Не там был телефон, где много лет назад, и гул работающих станков не долетал уже до того, кто на другом конце провода захотел бы прислушаться, узнать и вспомнить. И эти последние секунды тишины долго тянулись перед тем, как она услышала дыхание и Колька, брат, сказал: «Да, я слушаю». Она все молчала, и из глубины, где все спало, где, казалось, ничего не было такого, что могло подниматься, расти, заполнять ее, выросло, поднялось и заполнило, перехватило горло — и слезы поднялись из глубины, подступили, полились, и все катились, текли по ее впалым щекам, западая в уголки рта, и, словно блестящий водопад бусин, падали вниз. «Коля, Колька, тебе ведь сегодня сорок…» — сказала она и замерла, не в силах продолжать, а он там, в той дали, где он скрывался от нее, от всех них долгие годы, ничего не мог понять. Она слышала его растерянный, встревоженный голос: «Алло, кто это, кто…», а потом: «Тома…», а потом: «Что ты сказала, что ты…» И она собрала все силы, чтобы голос ее звучал внятно, вытерла слезы, которые все бежали и бежали, и сказала (вот в эту минуту он и понял, что она вовсе не смеялась): «Колька, милый, дурень ты этакий. Неужели ты забыл? Ведь тебе сегодня сорок лет».
И тут уже слезы полились так, что ей и вытирать их было бесполезно, и она только держала трубку и слушала, что он говорит ей, и улыбалась сквозь слезы, словно она была твердо уверена, что он, Колька, ее видит.

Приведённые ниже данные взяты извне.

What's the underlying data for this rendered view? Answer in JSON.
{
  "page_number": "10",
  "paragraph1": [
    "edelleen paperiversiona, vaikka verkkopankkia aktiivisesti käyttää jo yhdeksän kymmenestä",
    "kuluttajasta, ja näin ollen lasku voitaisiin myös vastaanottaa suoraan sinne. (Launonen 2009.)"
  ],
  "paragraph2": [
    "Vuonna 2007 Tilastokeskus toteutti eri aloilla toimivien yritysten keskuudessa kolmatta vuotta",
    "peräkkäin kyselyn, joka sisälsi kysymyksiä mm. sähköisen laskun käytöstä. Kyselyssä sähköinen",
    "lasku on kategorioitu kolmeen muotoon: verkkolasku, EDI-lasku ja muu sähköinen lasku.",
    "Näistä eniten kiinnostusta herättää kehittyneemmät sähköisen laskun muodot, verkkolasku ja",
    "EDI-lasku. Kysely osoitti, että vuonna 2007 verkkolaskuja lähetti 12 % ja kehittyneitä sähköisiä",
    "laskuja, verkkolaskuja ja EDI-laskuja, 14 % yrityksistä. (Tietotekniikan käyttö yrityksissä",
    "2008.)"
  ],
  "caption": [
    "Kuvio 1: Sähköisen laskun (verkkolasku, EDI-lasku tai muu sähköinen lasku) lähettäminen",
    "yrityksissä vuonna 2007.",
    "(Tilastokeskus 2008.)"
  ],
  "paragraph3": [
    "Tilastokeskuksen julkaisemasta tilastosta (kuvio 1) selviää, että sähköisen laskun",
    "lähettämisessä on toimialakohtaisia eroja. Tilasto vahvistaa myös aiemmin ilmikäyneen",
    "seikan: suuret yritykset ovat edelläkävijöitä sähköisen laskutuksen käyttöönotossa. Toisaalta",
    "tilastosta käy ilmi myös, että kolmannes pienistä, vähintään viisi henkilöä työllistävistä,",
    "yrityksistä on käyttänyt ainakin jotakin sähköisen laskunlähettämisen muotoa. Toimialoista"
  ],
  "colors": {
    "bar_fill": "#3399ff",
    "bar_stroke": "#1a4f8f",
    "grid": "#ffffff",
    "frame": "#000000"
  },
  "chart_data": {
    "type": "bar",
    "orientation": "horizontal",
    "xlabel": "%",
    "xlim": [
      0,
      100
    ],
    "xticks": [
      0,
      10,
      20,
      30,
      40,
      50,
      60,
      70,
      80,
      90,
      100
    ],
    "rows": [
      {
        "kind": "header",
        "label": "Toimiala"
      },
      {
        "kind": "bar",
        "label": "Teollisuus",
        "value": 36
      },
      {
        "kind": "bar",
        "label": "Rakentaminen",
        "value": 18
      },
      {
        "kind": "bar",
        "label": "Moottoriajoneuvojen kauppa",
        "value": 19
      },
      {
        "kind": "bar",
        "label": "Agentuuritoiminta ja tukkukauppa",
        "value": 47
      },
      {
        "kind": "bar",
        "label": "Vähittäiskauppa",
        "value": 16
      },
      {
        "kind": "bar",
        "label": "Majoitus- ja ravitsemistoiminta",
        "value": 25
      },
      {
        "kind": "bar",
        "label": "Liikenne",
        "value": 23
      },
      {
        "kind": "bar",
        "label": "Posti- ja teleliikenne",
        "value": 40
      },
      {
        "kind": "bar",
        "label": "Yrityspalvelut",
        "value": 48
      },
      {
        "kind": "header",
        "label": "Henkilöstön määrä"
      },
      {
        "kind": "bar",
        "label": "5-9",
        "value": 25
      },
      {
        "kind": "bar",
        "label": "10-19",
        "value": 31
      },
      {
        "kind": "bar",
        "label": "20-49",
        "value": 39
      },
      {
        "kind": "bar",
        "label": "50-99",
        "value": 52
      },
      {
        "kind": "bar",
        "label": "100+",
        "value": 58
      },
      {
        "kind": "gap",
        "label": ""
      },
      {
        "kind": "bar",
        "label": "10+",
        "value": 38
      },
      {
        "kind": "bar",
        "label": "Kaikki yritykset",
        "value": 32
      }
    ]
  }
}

Потом повесила трубку и пошла в цех.
Нет, говорил он себе, нет. Он продолжал говорить это и тогда, когда говорил еще по телефону, и когда, положив уже трубку, шел обратно к своему столу, к своим чертежам, возвращался к своим черным сатиновым нарукавникам и продавленному стулу — такой бесстрастный и стремительный, чуть наклонясь вперед и словно бы разрывая воздух своей высокой, чуть ссутуленной фигурой. И только тот, кто сумел бы заглянуть в эту минуту ему в глаза, заметил бы в них пленку, как у птицы, когда она смотрит на слишком яркий свет. Эта пленка, это беззвучное сопротивление и было внешним воплощением его исступленного «нет», которое он твердил не уставая. Ни дни, ни годы не занимали его, поскольку считать он привык не от нуля; он считал с самого первого дня своей потери, помня о ней и в то же время не желая признавать ее; не забывая ни на секунду и в то же время отрицая случившееся, в ожидании того времени, когда рассеется туман и срастутся края раны. Срастутся настолько, что все, что было, — забудется, как если бы этого не было никогда или как если бы это был сон — такой правдоподобный, что по ошибке мог быть принят за реальную жизнь; в ожидании времени, когда не только срастутся края раны, но и сам шов рассосется. Словом, в ожидании той минуты, когда минует время снов, которые должны быть опровергнуты жизнью, — а до того времени он и глаза отказывался открывать. Потому‑то он и говорил «нет» — не только самому времени, но и любому упоминанию о нем.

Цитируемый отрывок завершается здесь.